Fish and Game conservation officers and volunteers from search and rescue teams had been struggling to reach Roma on foot since 2 a.m. Wednesday. When they finally reached him around 5 p.m., he was dead.
Even as word reached the family gathered at the base, Hart said he still didn’t believe it. “There was something inside me that didn’t want to believe it,” he said. “In my head, Chris is up there in an igloo.”
For the rescuers’ safety, the decision was made to wait until Thursday morning to recover Chris’s body. When dawn broke, the weather had improved enough to send a different National Guard helicopter crew to retrieve his remains.

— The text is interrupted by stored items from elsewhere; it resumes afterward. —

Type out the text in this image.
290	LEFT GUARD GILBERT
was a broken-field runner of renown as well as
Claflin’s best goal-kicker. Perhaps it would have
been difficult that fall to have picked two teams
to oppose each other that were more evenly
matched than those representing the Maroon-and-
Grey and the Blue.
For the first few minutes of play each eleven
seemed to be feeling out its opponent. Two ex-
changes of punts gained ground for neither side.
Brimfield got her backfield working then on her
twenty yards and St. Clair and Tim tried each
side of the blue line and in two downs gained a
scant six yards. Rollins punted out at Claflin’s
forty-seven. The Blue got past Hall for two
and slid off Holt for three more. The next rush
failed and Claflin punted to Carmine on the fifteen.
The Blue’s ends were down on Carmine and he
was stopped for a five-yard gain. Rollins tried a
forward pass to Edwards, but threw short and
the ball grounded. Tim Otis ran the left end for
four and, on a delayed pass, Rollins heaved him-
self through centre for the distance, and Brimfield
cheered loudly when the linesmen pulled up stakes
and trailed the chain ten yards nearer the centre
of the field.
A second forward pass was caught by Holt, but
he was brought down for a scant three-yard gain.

The family and Hart drove to Bretton Woods to meet the helicopter. As they turned into the parking lot, Hart said, “The sky opened up and the sun came out and the beaming of the sun was coming down onto the parking lot and onto us.”
“That’s Chris,” Hart told his best friend’s parents. “He’s smiling at us right now, saying he’s OK.”
“We all started crying,” he said.
“I felt that was Chris going home,” Hart said. “You always hear that God always needs his toughest soldiers, and that was Chris. I feel Chris was needed more spiritually right now than in physical form.
“And I’m trying to find peace in that,” Hart said.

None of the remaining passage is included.